Inter-organisational collaboration for railway safety in Japan

2018・10

要約

This paper focuses on the safety of a railway system in Japan. Shinkansen, the bullet train in Japan has been operated for more than 55 years without a serious system accident. The rolling stocks are designed through collaboration between railway companies and independent railway vehicle manufactures. This paper describes how railway safety has been achieved by the interaction between relevant organisational actors, material entities and institutional or structural factors. In addition, the paper focuses on the blind spots of the assemblage because of a serious recent incident in which Shinkansen with about 1000 passengers on-board kept running for about 740 kilometres with a cracked chassis.

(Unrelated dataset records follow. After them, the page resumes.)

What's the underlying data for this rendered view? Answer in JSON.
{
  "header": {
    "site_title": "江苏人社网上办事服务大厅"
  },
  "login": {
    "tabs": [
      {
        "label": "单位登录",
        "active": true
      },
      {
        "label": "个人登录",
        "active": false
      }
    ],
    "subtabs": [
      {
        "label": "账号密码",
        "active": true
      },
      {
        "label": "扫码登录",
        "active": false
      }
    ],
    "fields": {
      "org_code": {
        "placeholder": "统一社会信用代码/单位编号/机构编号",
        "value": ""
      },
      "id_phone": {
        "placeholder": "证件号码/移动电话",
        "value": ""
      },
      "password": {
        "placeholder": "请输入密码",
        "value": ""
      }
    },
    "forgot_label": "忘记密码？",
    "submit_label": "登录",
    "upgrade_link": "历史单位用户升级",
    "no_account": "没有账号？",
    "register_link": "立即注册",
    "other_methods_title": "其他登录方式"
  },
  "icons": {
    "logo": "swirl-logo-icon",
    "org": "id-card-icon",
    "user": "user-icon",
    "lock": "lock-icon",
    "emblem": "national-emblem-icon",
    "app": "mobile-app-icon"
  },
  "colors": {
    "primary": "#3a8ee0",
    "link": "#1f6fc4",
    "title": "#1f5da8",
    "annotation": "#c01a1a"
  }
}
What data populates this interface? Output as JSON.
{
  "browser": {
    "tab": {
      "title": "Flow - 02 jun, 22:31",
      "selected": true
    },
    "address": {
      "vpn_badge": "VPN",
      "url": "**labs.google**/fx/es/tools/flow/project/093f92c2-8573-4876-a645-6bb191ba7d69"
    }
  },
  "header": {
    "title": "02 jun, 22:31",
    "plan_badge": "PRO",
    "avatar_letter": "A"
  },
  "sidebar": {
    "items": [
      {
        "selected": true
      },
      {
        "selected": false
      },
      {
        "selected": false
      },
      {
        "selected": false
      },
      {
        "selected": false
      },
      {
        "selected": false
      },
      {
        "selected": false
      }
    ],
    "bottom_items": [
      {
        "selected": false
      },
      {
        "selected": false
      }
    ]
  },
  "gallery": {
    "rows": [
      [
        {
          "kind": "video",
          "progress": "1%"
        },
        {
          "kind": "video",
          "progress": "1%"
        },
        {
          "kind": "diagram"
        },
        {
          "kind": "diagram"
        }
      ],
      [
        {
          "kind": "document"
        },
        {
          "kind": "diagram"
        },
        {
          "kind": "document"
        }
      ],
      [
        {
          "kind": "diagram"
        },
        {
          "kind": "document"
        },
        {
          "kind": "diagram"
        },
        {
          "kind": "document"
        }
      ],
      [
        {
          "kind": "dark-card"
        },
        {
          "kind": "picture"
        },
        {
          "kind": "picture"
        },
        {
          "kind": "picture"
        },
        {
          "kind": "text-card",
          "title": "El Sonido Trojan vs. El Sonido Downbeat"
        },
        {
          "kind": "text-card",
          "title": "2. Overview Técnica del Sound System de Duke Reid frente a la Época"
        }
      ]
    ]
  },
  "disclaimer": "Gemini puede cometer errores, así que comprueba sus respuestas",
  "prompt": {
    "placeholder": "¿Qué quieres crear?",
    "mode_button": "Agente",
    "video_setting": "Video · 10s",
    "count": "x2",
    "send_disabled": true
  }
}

This paper adopts an original analytical method, called the MAIS approach, which intends to elucidate social phenomena from the interactions among actors, material entities and institutional/structural factors. MAIS is an acronym formed from the initial letters of the elements of social phenomena: ‘material entities’, ‘actors’, and ‘institutional/structural factors’.

The contributions of this paper are, firstly, the description of inter-organisational practices in the railway industry in Japan to shape safety; secondly, theoretical and practical implications for the safety studies about complex sociotechnical systems; and thirdly the proposal of an effective analytical tool of social phenomena: the MAIS approach.